Emily, meanwhile, just seems to gleefully drift around Paris, making a series of terrible decisions and expecting everything to just go her way all the time. She also seems to bump into an unrealistically large number of attractive gentlemen.

So, putting this to one side, Emily in Paris is actually kind of wildly enjoyable. It’s honestly a tonic to be able to watch something that is so entirely far removed from the actual concerns of real life. The characters resemble actual human beings in so few ways it’s like living in an alternate universe, and you don’t have to dedicate much of your brain to nuance because, simply, there isn’t any.
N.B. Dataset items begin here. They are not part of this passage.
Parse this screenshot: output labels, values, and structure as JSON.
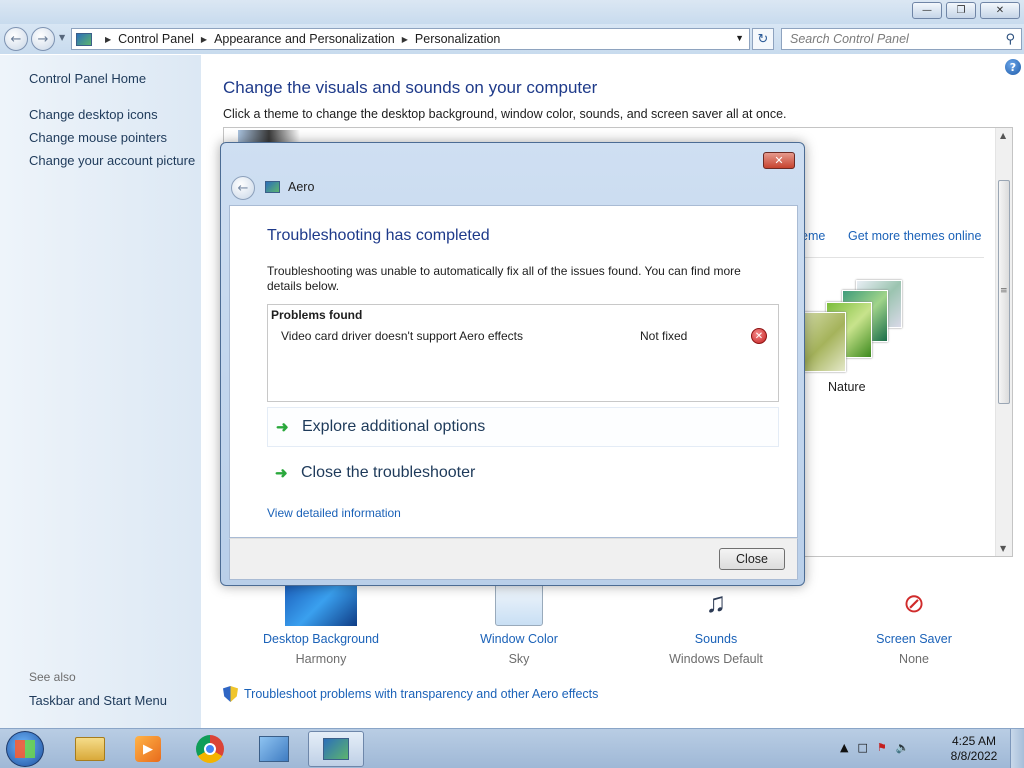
{
  "window": {
    "buttons": {
      "minimize": "—",
      "maximize": "❐",
      "close": "✕"
    }
  },
  "addressbar": {
    "breadcrumbs": [
      "Control Panel",
      "Appearance and Personalization",
      "Personalization"
    ],
    "search_placeholder": "Search Control Panel"
  },
  "sidebar": {
    "home": "Control Panel Home",
    "links": [
      "Change desktop icons",
      "Change mouse pointers",
      "Change your account picture"
    ],
    "see_also_label": "See also",
    "see_also_links": [
      "Taskbar and Start Menu"
    ]
  },
  "main": {
    "title": "Change the visuals and sounds on your computer",
    "subtitle": "Click a theme to change the desktop background, window color, sounds, and screen saver all at once.",
    "theme_links": {
      "partial": "eme",
      "get_more": "Get more themes online"
    },
    "theme_name": "Nature",
    "bottom_items": [
      {
        "label": "Desktop Background",
        "value": "Harmony",
        "icon": "desktop-background-icon"
      },
      {
        "label": "Window Color",
        "value": "Sky",
        "icon": "window-color-icon"
      },
      {
        "label": "Sounds",
        "value": "Windows Default",
        "icon": "sounds-icon"
      },
      {
        "label": "Screen Saver",
        "value": "None",
        "icon": "screen-saver-icon"
      }
    ],
    "troubleshoot_link": "Troubleshoot problems with transparency and other Aero effects"
  },
  "dialog": {
    "title": "Aero",
    "heading": "Troubleshooting has completed",
    "text": "Troubleshooting was unable to automatically fix all of the issues found. You can find more details below.",
    "problems_header": "Problems found",
    "problem": {
      "description": "Video card driver doesn't support Aero effects",
      "status": "Not fixed"
    },
    "options": [
      "Explore additional options",
      "Close the troubleshooter"
    ],
    "view_details": "View detailed information",
    "close_button": "Close"
  },
  "taskbar": {
    "time": "4:25 AM",
    "date": "8/8/2022",
    "apps": [
      "file-explorer-icon",
      "media-player-icon",
      "chrome-icon",
      "control-panel-icon",
      "aero-troubleshooter-icon"
    ]
  },
  "colors": {
    "link": "#1b62b8",
    "heading": "#1e3a8a",
    "titlebar": "#c8dbee",
    "taskbar": "#9fb8d6"
  }
}
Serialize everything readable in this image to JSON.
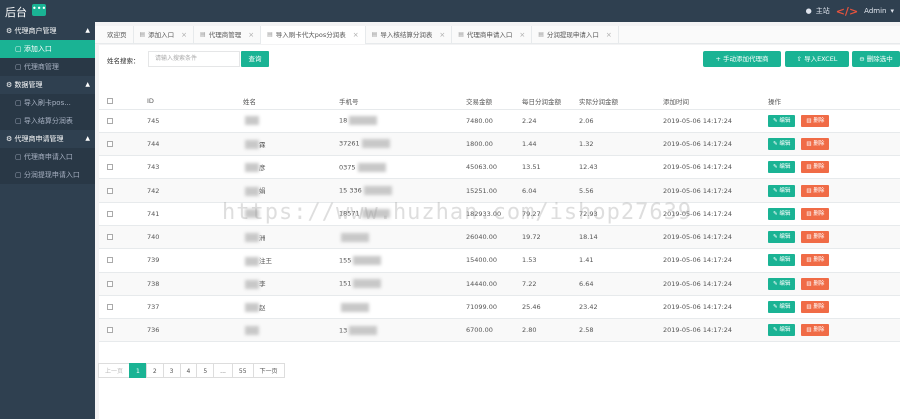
{
  "app": {
    "title": "后台",
    "menu_icon": "menu-dots-icon",
    "home_label": "主站",
    "admin_label": "Admin"
  },
  "sidebar": {
    "groups": [
      {
        "label": "代理商户管理",
        "items": [
          {
            "label": "添加入口",
            "active": true
          },
          {
            "label": "代理商管理",
            "active": false
          }
        ]
      },
      {
        "label": "数据管理",
        "items": [
          {
            "label": "导入刷卡pos...",
            "active": false
          },
          {
            "label": "导入结算分润表",
            "active": false
          }
        ]
      },
      {
        "label": "代理商申请管理",
        "items": [
          {
            "label": "代理商申请入口",
            "active": false
          },
          {
            "label": "分润提现申请入口",
            "active": false
          }
        ]
      }
    ]
  },
  "tabs": [
    {
      "label": "欢迎页",
      "active": false
    },
    {
      "label": "添加入口",
      "active": false
    },
    {
      "label": "代理商管理",
      "active": false
    },
    {
      "label": "导入刷卡代大pos分润表",
      "active": true
    },
    {
      "label": "导入核结算分润表",
      "active": false
    },
    {
      "label": "代理商申请入口",
      "active": false
    },
    {
      "label": "分润提现申请入口",
      "active": false
    }
  ],
  "toolbar": {
    "search_label": "姓名搜索：",
    "search_placeholder": "请输入搜索条件",
    "search_button": "查询",
    "manual_button": "+ 手动添加代理商",
    "import_button": "导入EXCEL",
    "delete_button": "删除选中"
  },
  "table": {
    "headers": [
      "ID",
      "姓名",
      "手机号",
      "交易金额",
      "每日分润金额",
      "实际分润金额",
      "添加时间",
      "操作"
    ],
    "edit_label": "编辑",
    "delete_label": "删除",
    "rows": [
      {
        "id": "745",
        "name": "",
        "phone": "18",
        "amount": "7480.00",
        "daily": "2.24",
        "actual": "2.06",
        "time": "2019-05-06 14:17:24"
      },
      {
        "id": "744",
        "name": "霖",
        "phone": "37261",
        "amount": "1800.00",
        "daily": "1.44",
        "actual": "1.32",
        "time": "2019-05-06 14:17:24"
      },
      {
        "id": "743",
        "name": "彦",
        "phone": "0375",
        "amount": "45063.00",
        "daily": "13.51",
        "actual": "12.43",
        "time": "2019-05-06 14:17:24"
      },
      {
        "id": "742",
        "name": "娟",
        "phone": "15 336",
        "amount": "15251.00",
        "daily": "6.04",
        "actual": "5.56",
        "time": "2019-05-06 14:17:24"
      },
      {
        "id": "741",
        "name": "",
        "phone": "18571",
        "amount": "182933.00",
        "daily": "79.27",
        "actual": "72.93",
        "time": "2019-05-06 14:17:24"
      },
      {
        "id": "740",
        "name": "洲",
        "phone": "",
        "amount": "26040.00",
        "daily": "19.72",
        "actual": "18.14",
        "time": "2019-05-06 14:17:24"
      },
      {
        "id": "739",
        "name": "注王",
        "phone": "155",
        "amount": "15400.00",
        "daily": "1.53",
        "actual": "1.41",
        "time": "2019-05-06 14:17:24"
      },
      {
        "id": "738",
        "name": "李",
        "phone": "151",
        "amount": "14440.00",
        "daily": "7.22",
        "actual": "6.64",
        "time": "2019-05-06 14:17:24"
      },
      {
        "id": "737",
        "name": "赵",
        "phone": "",
        "amount": "71099.00",
        "daily": "25.46",
        "actual": "23.42",
        "time": "2019-05-06 14:17:24"
      },
      {
        "id": "736",
        "name": "",
        "phone": "13",
        "amount": "6700.00",
        "daily": "2.80",
        "actual": "2.58",
        "time": "2019-05-06 14:17:24"
      }
    ]
  },
  "pagination": {
    "prev": "上一页",
    "next": "下一页",
    "pages": [
      "1",
      "2",
      "3",
      "4",
      "5",
      "...",
      "55"
    ],
    "active": "1"
  },
  "watermark": "https://www.huzhan.com/ishop27639",
  "colors": {
    "accent": "#1ab394",
    "sidebar": "#2f4050",
    "danger": "#f06b46"
  }
}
The most emotionally affecting plot is the tale of Emily’s friend Mindy, who she just so happens to bump into, who has moved from her life in Shanghai as a result of choking while performing on Chinese Popstar and now refuses to sing out of sheer embarrassment. Frankly it’s just an excuse to have Ashley Park sing La Vie en Rose, and gives Emily a convenient reason to market a friend’s Champagne as “The Spray”. What’s “The Spray” you ask? It’s something that entitled millennials do with champagne that tastes like crap, which is the kind of crazy bullshit that Emily is irritatingly good at, other than accepting inappropriate gifts of lingerie from their superiors.

The Paris shown here is so idealistic it’s practically nauseating, and I’m sure it’s how every American teenager views living in Europe. The way that Emily drops “tres” into half of her sentences, it’s pretty much having coffee with that irritating friend who’s had a gap year and has come back horrendously changed by all that they’ve seen. (They have changed, of course. They are much, much worse than they were before, and you start hoping that the Cambodian tuk tuk they keep talking about had careened off the mountain path). Honestly, it’s just so terrible and lacking in emotional depth that it’s simply impossible to stop watching. Is it with the same kind of morbid curiosity through which you can’t drag your eyes away from a traffic accident? Perhaps. Regardless, I can’t wait to find out how much Emily blithely fucks up her own life in Season 2.

Emily in Paris is streaming now on Netflix.